For the full year, Dalmia Cement (Bharat) expects demand to grow at 7–8 per cent.

Margin pressure

Singhi said, margins may come under pressure in H1FY23 due to continued inflation in energy costs and a time lag to pass on the cost increases. He expects the company to have an EBITDA of “20 per cent or less” unless energy prices soften.

For FY22, EBITDA margins dipped to 21 per cent versus 27 per cent.

“Maybe another quarter of high energy price and then some stability perhaps. So H2FY23 is when margins improve. But, we are working on cost optimisation to ensure costs remain under control, while there is a push towards premium offerings,” he said.

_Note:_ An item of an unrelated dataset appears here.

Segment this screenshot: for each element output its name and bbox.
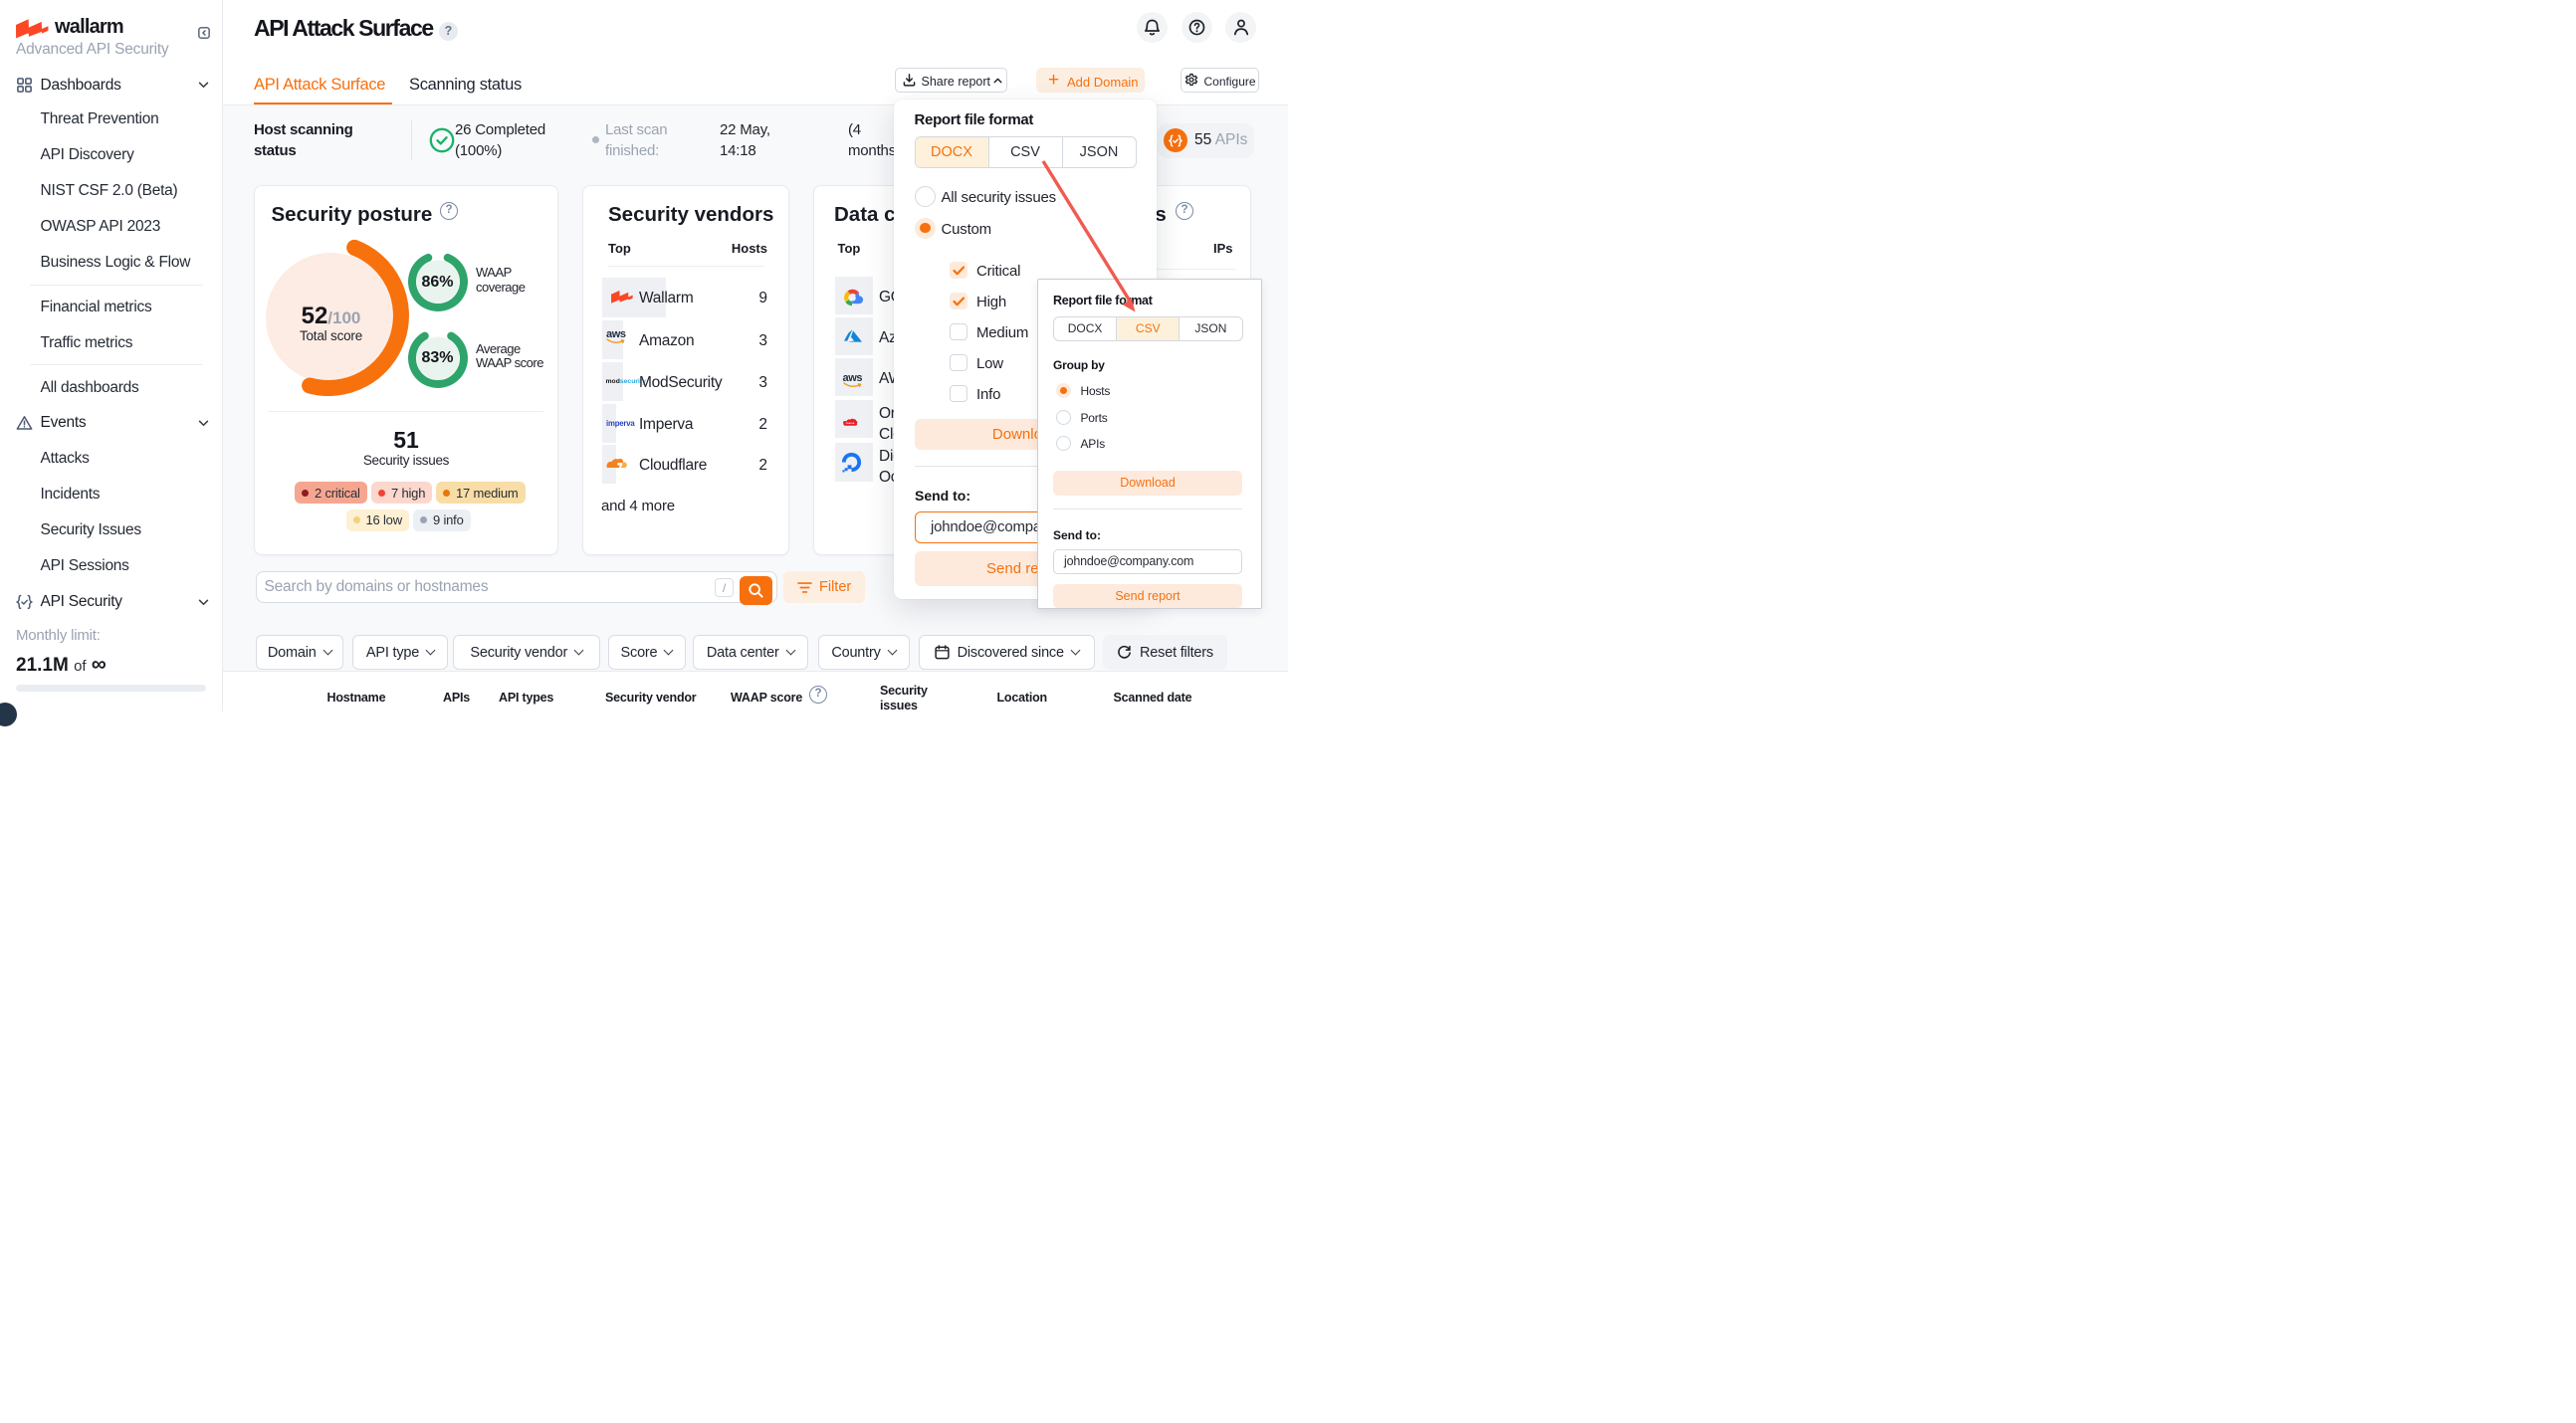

The share of premium product (DSP) has increased to 20 per cent of turnover in FY22 versus 18 per cent in FY21.

“Currently, Dalmia Bharat holds a three month fuel inventory of $220-230 per tonne,” YES Securities said in a report adding that the Brinda & Sisai coal block with extractable reserves of 15 mt would further ensure long-term raw material & fuel security, thereby improving efficiency

Capacity expansion

According to Singhi, the company continues to be on track with its announced capacity expansion plans. Capacity in FY22-end was at 35.9 MTPA.

By end-FY23, the cement-maker plans to take up total capacity to 40 million tonnes per annum (MTPA) through debottlenecking across facilities. While its upcoming greenfield plant in South India and brownfield projects in East would take up the total capacity to 48.5 MTPA by FY24.

Dalmia Bharat is likely to augment 41 MW of Waste Heat Recovery System and 66 MW of solar, which would take total renewable capacity to 170 MW by FY23-end.